The Experiences That Raised Me
Learning the difference between dopamine, survival, and healing in a life without a blueprint
There is something I had to admit to myself recently that felt both embarrassing and freeing. I realized that a lot of my life was shaped by experiences I chased for dopamine. Not because I was shallow. Not because I was reckless. But because my nervous system had been trained, for years, to believe that excitement meant hope and urgency meant safety.
When you grow up without a clear blueprint, experiences become your teacher. Every decision is trial and error. Every lesson is lived before it is understood. And when survival is part of your childhood, your brain learns to grab onto anything that feels alive.
So I chased what felt alive.
New plans. New people. New dreams. New starts. New ideas about who I could become. I thought I was searching for direction. But really, I was searching for relief.
Relief from fear. Relief from pressure. Relief from the quiet voice that said there was only one way to live right — and if I got it wrong, I would lose everything.
That conditioning runs deep. When you are raised to believe that one misstep equals failure, your nervous system learns urgency. You don’t explore calmly. You sprint. You panic. You try to fix your whole life in a single decision. And when that decision doesn’t solve everything, you blame yourself.
I lived like that for years.
I kept thinking the next experience would change my perspective. And in a way, I was right — experiences do shape how we see the world. But not all experiences are equal, and that was something I had to learn the hard way.
There are experiences that come from survival. There are experiences that come from dopamine. And there are experiences that come from healing.
Survival experiences are the ones you take because you have to. They keep the lights on inside your life. They teach resilience, discipline, endurance. They are not glamorous. They are necessary.
Dopamine experiences are the ones you take because they feel exciting. They promise change overnight. They make you feel hopeful in a way that is fast and loud — distracting you from pain just long enough to feel like possibility, even when they are not grounded in truth.
Healing experiences are different. They are slow. They are quiet. Sometimes they are boring. They are the moments when you choose to sit with yourself instead of running. When you set a boundary even though it hurts. When you tell yourself the truth instead of chasing a fantasy. When you try again — in a healthier way — after something went wrong.
Healing experiences do not always feel good at first. But they build something real.
When I looked back at my life honestly, I saw how many of my decisions were shaped by a nervous system trying to feel safe. I was not reckless for wanting new experiences. I was trying to find stability in a world that never felt stable.
That realization softened me toward myself.
Because it showed me that my dissatisfaction was not proof of ingratitude or laziness. It was proof that I had been conditioned to live in extremes. Either do everything perfectly or risk losing everything. Either chase excitement or sit in fear.
There was no middle.
Healing is teaching me the middle.
One of the hardest parts of healing is reintroducing yourself to things that once went wrong. Trauma tells you to avoid everything that hurt you.
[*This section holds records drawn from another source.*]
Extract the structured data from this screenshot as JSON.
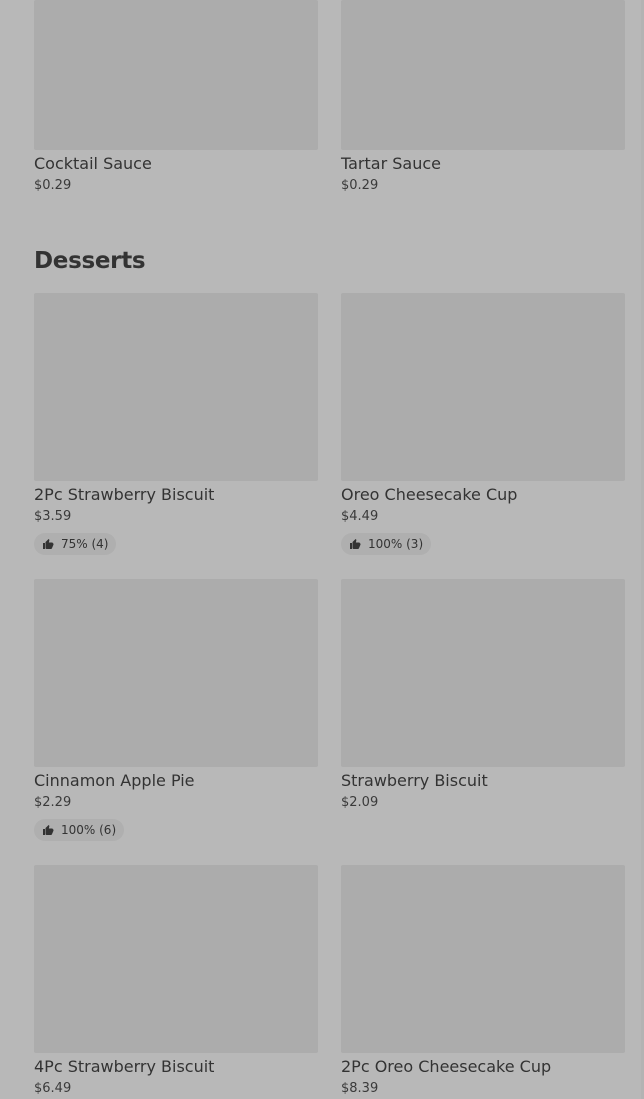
{
  "top_items": [
    {
      "name": "Cocktail Sauce",
      "price": "$0.29"
    },
    {
      "name": "Tartar Sauce",
      "price": "$0.29"
    }
  ],
  "desserts": {
    "title": "Desserts",
    "items": [
      {
        "name": "2Pc Strawberry Biscuit",
        "price": "$3.59",
        "rating": "75% (4)"
      },
      {
        "name": "Oreo Cheesecake Cup",
        "price": "$4.49",
        "rating": "100% (3)"
      },
      {
        "name": "Cinnamon Apple Pie",
        "price": "$2.29",
        "rating": "100% (6)"
      },
      {
        "name": "Strawberry Biscuit",
        "price": "$2.09"
      },
      {
        "name": "4Pc Strawberry Biscuit",
        "price": "$6.49"
      },
      {
        "name": "2Pc Oreo Cheesecake Cup",
        "price": "$8.39"
      }
    ]
  },
  "icons": {
    "rating_icon": "thumbs-up-icon"
  }
}
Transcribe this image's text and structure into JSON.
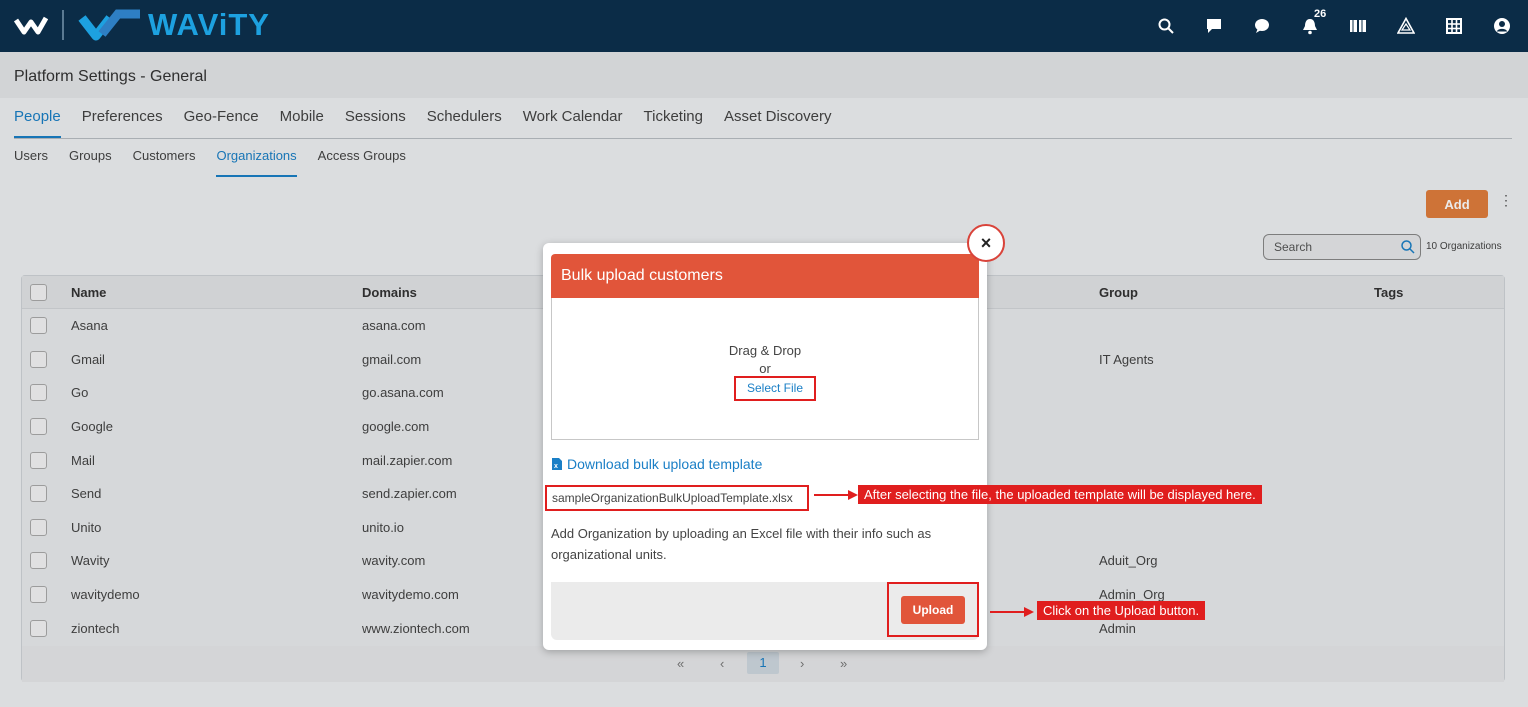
{
  "app": {
    "brand": "WAViTY",
    "notification_count": "26"
  },
  "page": {
    "title": "Platform Settings - General"
  },
  "main_tabs": [
    "People",
    "Preferences",
    "Geo-Fence",
    "Mobile",
    "Sessions",
    "Schedulers",
    "Work Calendar",
    "Ticketing",
    "Asset Discovery"
  ],
  "sub_tabs": [
    "Users",
    "Groups",
    "Customers",
    "Organizations",
    "Access Groups"
  ],
  "toolbar": {
    "add_label": "Add",
    "search_placeholder": "Search",
    "count_label": "10 Organizations"
  },
  "table": {
    "columns": {
      "name": "Name",
      "domains": "Domains",
      "group": "Group",
      "tags": "Tags"
    },
    "rows": [
      {
        "name": "Asana",
        "domain": "asana.com",
        "group": ""
      },
      {
        "name": "Gmail",
        "domain": "gmail.com",
        "group": "IT Agents"
      },
      {
        "name": "Go",
        "domain": "go.asana.com",
        "group": ""
      },
      {
        "name": "Google",
        "domain": "google.com",
        "group": ""
      },
      {
        "name": "Mail",
        "domain": "mail.zapier.com",
        "group": ""
      },
      {
        "name": "Send",
        "domain": "send.zapier.com",
        "group": ""
      },
      {
        "name": "Unito",
        "domain": "unito.io",
        "group": ""
      },
      {
        "name": "Wavity",
        "domain": "wavity.com",
        "group": "Aduit_Org"
      },
      {
        "name": "wavitydemo",
        "domain": "wavitydemo.com",
        "group": "Admin_Org"
      },
      {
        "name": "ziontech",
        "domain": "www.ziontech.com",
        "group": "Admin"
      }
    ]
  },
  "pagination": {
    "first": "«",
    "prev": "‹",
    "current": "1",
    "next": "›",
    "last": "»"
  },
  "modal": {
    "title": "Bulk upload customers",
    "close": "×",
    "drag_drop": "Drag & Drop",
    "or": "or",
    "select_file": "Select File",
    "download_link": "Download bulk upload template",
    "file_name": "sampleOrganizationBulkUploadTemplate.xlsx",
    "description": "Add Organization by uploading an Excel file with their info such as organizational units.",
    "upload": "Upload"
  },
  "callouts": {
    "file": "After selecting the file, the uploaded template will be displayed here.",
    "upload": "Click on the Upload button."
  },
  "colors": {
    "topbar": "#0b2c47",
    "brand": "#1da1e0",
    "accent": "#e1553a",
    "link": "#1a7fc6",
    "add_button": "#e07d3c",
    "callout": "#e01e1e"
  },
  "icons": [
    "search-icon",
    "chat-icon",
    "message-icon",
    "bell-icon",
    "book-icon",
    "warning-icon",
    "grid-icon",
    "user-icon",
    "excel-file-icon"
  ]
}
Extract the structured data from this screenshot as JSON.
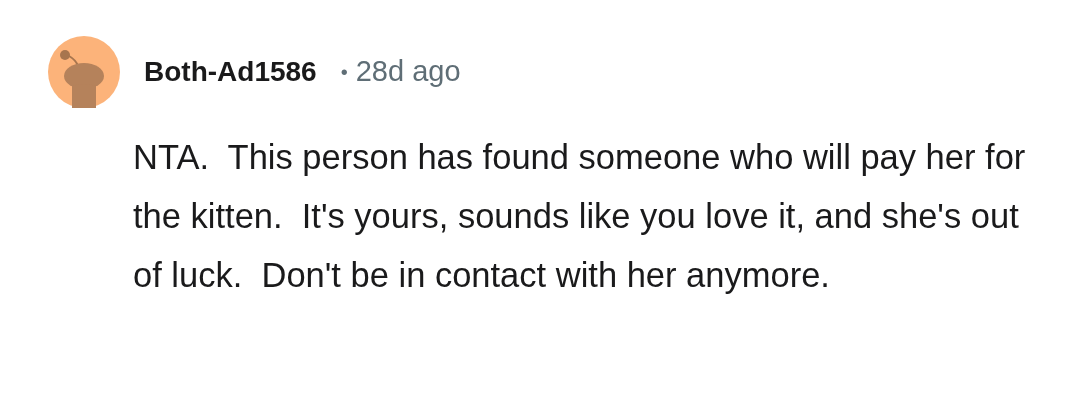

It tells you to close doors forever. But growth asks you to try again — differently.
To speak up when you were silent before. To walk away when you stayed too long before. To move slowly when you rushed before. To trust your instincts when you ignored them before.
This is not about pretending the past didn’t happen. It is about proving to yourself that the past does not own your future.
I am learning to create new experiences with better boundaries. To step into familiar situations with a clearer mind. To trust myself enough to leave when something feels wrong. To stay when something feels safe — even when safety still feels unfamiliar.
Because peace can feel boring when your body is used to chaos. Consistency can feel empty when you are used to intensity.
But healing is teaching me that boredom is sometimes just stability in disguise. Silence is sometimes just safety. Slowness is sometimes just wisdom catching up to you.
Now I ask different questions before I step into something new. Does this experience honor my peace? Does this respect my boundaries? Does this help me trust myself more? Does this teach me something true about who I am becoming?
If the answer is no, it is probably dopamine disguised as destiny.
There was a time when I thought I had to figure everything out immediately. That pressure came from fear. From conditioning. From the belief that life only gives you one chance to get it right.
Now I understand something softer. Life is made of experiences layered on top of each other. Some are mistakes. Some are lessons. Some are blessings. All of them are teachers.
And I get to choose how I learn now. I can choose experiences that grow my self-trust. I can choose experiences that respect my nervous system. I can choose experiences that align with my values instead of my fears.
I can also forgive myself for the ones I took before I knew better.
Because those experiences raised me. They showed me my limits. They showed me my wounds. They showed me where I abandoned myself and where I fought for myself. They showed me that healing is not about avoiding life — it is about living it with more awareness.
I still want new experiences. I still want to learn. I still want to see the world differently. But now I move with intention. I move with compassion. I move with boundaries.
And slowly, I am learning to trust myself in a way I never could before.
Not because I finally found a perfect blueprint.
But because I am becoming one for myself.




“All of them are teachers.
And I get to choose how I learn” AMEN!